When to Ask for Antibiotics for Babies
Antibiotics are only good for bacterial infections. Note that viruses and bacteria can both cause some common infections. Ear infections are a prime example. This is why your doc might want to wait to prescribe antibiotics if your kid appears to have ear-infection symptoms such as crying and ear pulling. Although your kid might also just be a very sad Carol Burnett.
Here are the things that may prompt your pediatrician to prescribe antibiotics:
- A prolonged fever of 100.4 in babies under 3 months
- A prolonged fever over 102 in babies older than 3 months
- Bacterial pneumonia diagnosed via a chest X-ray
- Urinary tract infections
- Whooping cough
When You Don’t Need Antibiotics for Babies
There’s a ton of stuff your kid might get that will be miserable, but in no way related to a bacterial infection. A sickness like the common cold, for instance, is viral and untreatable with antibiotics.
Consider these things that also can’t be helped by antibiotics:
- Colds and flus
- Snot of any color
- Hand, foot, and mouth
A lot of the bacteria in your kid’s body is actually doing important work, but when your kid takes antibiotics, even the good bacteria in their system is wiped out.

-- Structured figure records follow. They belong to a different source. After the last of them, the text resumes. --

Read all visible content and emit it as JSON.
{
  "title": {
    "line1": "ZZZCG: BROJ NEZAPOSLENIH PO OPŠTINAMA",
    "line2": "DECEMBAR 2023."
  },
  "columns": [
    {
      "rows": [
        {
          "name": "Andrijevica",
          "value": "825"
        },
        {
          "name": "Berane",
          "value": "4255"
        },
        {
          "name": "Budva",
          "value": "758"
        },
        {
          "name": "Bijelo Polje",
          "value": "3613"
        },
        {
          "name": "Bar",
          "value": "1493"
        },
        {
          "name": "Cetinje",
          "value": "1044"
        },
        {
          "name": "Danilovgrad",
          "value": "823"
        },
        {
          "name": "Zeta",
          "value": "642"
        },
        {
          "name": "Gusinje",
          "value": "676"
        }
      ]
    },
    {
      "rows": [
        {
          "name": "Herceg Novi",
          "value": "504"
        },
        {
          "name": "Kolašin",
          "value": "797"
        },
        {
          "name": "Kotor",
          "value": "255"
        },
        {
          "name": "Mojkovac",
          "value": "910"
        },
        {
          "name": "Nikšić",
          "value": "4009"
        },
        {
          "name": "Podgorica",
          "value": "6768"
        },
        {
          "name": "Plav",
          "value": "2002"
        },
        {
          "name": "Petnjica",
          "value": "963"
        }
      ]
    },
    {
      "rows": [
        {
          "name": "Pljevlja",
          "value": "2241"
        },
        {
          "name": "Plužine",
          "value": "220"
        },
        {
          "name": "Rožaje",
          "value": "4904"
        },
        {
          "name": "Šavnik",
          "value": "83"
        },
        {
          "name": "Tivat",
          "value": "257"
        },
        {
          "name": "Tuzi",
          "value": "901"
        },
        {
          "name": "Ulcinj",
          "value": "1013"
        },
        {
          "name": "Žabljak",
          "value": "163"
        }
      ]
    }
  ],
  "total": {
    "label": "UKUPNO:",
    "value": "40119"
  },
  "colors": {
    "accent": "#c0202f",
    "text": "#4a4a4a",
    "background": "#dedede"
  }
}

This can lead to stomach pain and diarrhea, and that’s not the worst of it. Researchers for a study published by the American Society for Microbiology found while babies’ good gut bugs do return after antibiotic treatment, they are way less genetically diverse. Think of it as lower-intestinal gentrification with tons of microscopic Starbucks and none of that delicious Blue Bottle stuff.
Those findings could be the key to why additional research into the subject shows a high correlation between obesity and allergies in people who had courses of antibiotics as children. So maybe ask for that chest X-ray before you treat your kid’s pneumonia with antibiotics.
Good Antibiotic Guideline
This is not to say that your kid will not need antibiotics at some point. They might. Shit happens. So if you’re going down the antibiotic road, make sure you’re doing it right. Give your kid all of the antibiotics prescribed, no pill left behind. Even if they appear to be feeling better. And consider giving your kid probiotics to help with diarrhea and other complications. But as with anything, your first step is to talk with your pediatrician.
Chill With the Pill
Nearly a quarter of all the drugs prescribed to children are antibiotics. An estimated 30 percent of those prescriptions were likely unnecessary. Much like giving Gary Busey lysergic acid diethylamide is unnecessary.

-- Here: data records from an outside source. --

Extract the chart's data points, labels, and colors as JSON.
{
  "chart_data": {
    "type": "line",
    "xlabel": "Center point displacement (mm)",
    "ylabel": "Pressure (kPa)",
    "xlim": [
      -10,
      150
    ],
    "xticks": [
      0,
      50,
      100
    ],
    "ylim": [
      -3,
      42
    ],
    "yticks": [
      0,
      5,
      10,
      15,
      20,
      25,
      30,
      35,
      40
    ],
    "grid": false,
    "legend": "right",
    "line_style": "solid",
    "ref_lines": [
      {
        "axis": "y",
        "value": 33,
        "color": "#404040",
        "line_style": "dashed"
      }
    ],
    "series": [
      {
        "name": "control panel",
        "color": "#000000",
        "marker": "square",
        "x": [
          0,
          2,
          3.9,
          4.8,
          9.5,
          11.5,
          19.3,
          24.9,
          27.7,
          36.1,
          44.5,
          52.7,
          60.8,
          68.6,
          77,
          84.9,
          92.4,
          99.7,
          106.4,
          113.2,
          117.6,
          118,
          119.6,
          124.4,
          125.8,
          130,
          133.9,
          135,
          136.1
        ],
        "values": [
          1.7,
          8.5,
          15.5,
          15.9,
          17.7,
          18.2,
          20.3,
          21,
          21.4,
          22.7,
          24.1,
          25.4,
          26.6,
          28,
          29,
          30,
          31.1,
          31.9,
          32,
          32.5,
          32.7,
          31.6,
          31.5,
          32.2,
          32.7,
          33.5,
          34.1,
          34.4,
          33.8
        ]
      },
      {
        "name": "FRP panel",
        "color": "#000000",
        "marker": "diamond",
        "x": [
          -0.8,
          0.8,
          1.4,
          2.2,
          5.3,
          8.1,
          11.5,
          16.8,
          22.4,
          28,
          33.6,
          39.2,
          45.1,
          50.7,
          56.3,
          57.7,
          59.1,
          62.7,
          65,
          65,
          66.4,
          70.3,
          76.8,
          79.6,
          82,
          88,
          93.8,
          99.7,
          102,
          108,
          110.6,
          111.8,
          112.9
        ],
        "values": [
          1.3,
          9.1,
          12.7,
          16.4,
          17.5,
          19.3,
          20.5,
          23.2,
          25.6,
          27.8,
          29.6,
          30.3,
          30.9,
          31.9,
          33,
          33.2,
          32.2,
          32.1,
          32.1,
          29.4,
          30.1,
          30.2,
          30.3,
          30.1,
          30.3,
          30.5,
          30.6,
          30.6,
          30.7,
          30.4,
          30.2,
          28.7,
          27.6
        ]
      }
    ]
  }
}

The reason this should freak you out is that unnecessary antibiotics can cause your kid’s bacteria to develop drug resistance. Sadly, bacteria don’t just stay in one place. They get out into the world, multiply and become superbugs. None of which are as charming as tiny Paul Rudd.

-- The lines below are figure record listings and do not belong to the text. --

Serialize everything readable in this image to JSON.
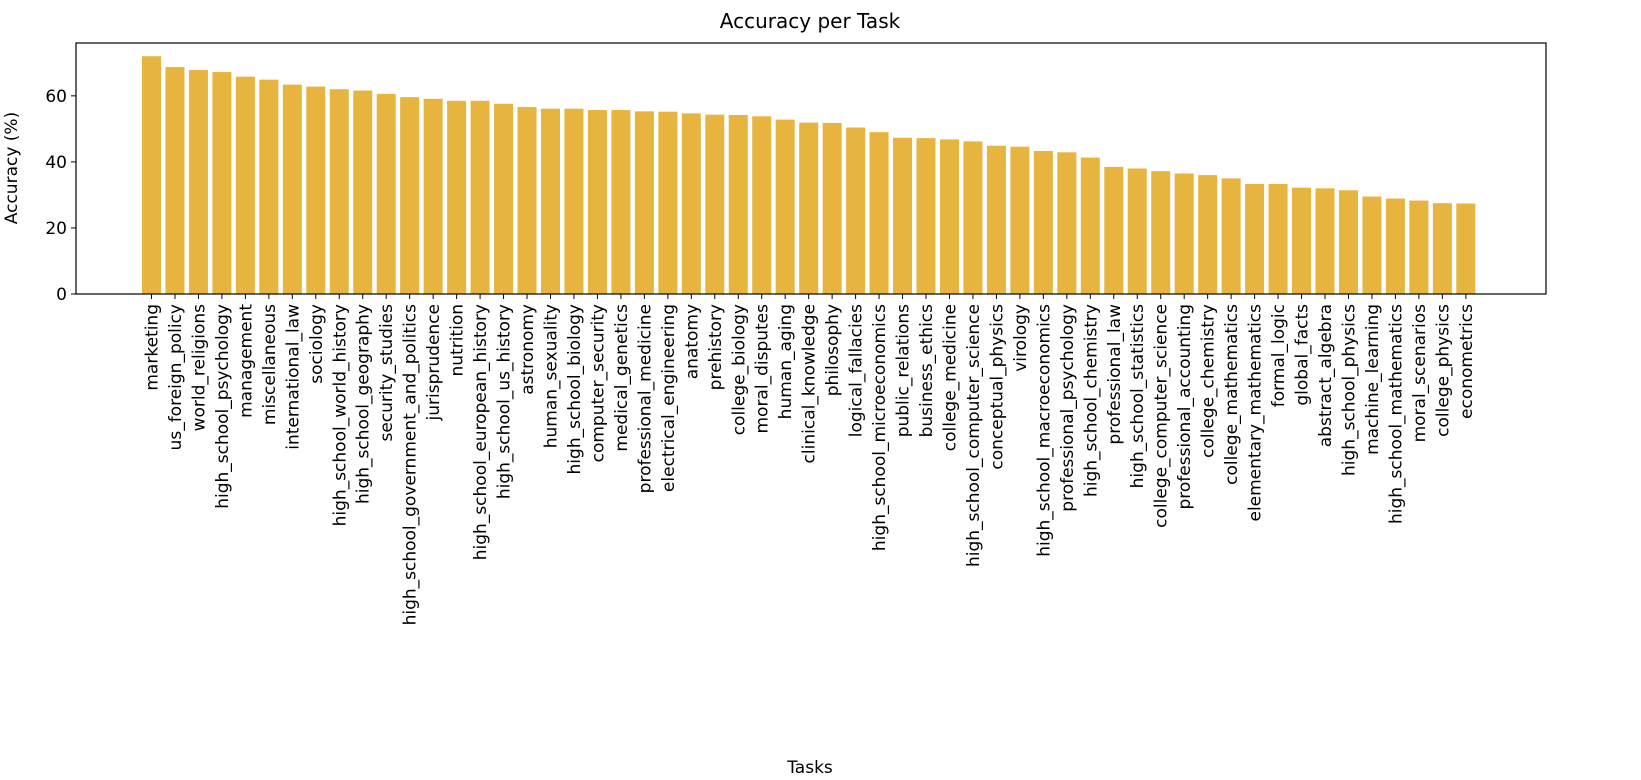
{
  "chart_data": {
    "type": "bar",
    "title": "Accuracy per Task",
    "xlabel": "Tasks",
    "ylabel": "Accuracy (%)",
    "ylim": [
      0,
      76
    ],
    "yticks": [
      0,
      20,
      40,
      60
    ],
    "grid": false,
    "bar_color": "#E6B43F",
    "categories": [
      "marketing",
      "us_foreign_policy",
      "world_religions",
      "high_school_psychology",
      "management",
      "miscellaneous",
      "international_law",
      "sociology",
      "high_school_world_history",
      "high_school_geography",
      "security_studies",
      "high_school_government_and_politics",
      "jurisprudence",
      "nutrition",
      "high_school_european_history",
      "high_school_us_history",
      "astronomy",
      "human_sexuality",
      "high_school_biology",
      "computer_security",
      "medical_genetics",
      "professional_medicine",
      "electrical_engineering",
      "anatomy",
      "prehistory",
      "college_biology",
      "moral_disputes",
      "human_aging",
      "clinical_knowledge",
      "philosophy",
      "logical_fallacies",
      "high_school_microeconomics",
      "public_relations",
      "business_ethics",
      "college_medicine",
      "high_school_computer_science",
      "conceptual_physics",
      "virology",
      "high_school_macroeconomics",
      "professional_psychology",
      "high_school_chemistry",
      "professional_law",
      "high_school_statistics",
      "college_computer_science",
      "professional_accounting",
      "college_chemistry",
      "college_mathematics",
      "elementary_mathematics",
      "formal_logic",
      "global_facts",
      "abstract_algebra",
      "high_school_physics",
      "machine_learning",
      "high_school_mathematics",
      "moral_scenarios",
      "college_physics",
      "econometrics"
    ],
    "values": [
      72.0,
      68.7,
      67.8,
      67.2,
      65.8,
      64.9,
      63.4,
      62.8,
      62.0,
      61.6,
      60.6,
      59.6,
      59.1,
      58.5,
      58.5,
      57.6,
      56.6,
      56.1,
      56.1,
      55.7,
      55.7,
      55.3,
      55.2,
      54.7,
      54.3,
      54.2,
      53.8,
      52.8,
      51.9,
      51.8,
      50.4,
      49.0,
      47.3,
      47.2,
      46.8,
      46.2,
      44.9,
      44.6,
      43.3,
      42.9,
      41.3,
      38.5,
      38.0,
      37.2,
      36.5,
      36.0,
      35.0,
      33.3,
      33.3,
      32.2,
      32.0,
      31.4,
      29.5,
      28.9,
      28.3,
      27.5,
      27.4
    ]
  }
}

And it doesn’t just happen with kids. The bulk of society has been gleefully misusing antibiotics for decades, inching us closer and closer to a post-antibiotic world where people will die of stuff only our great-grandparents used to die of. No, not “an assload of bear attacks.” More like gonorrhea.
However, with a good head on your shoulders (and some patience) your kid will kick that cold or flu in no time. And if you wait it out before asking for antibiotics, you just might be doing your part to save your grandchildren. You can lord it over them until the day you die. Hopefully, not from gonorrhea.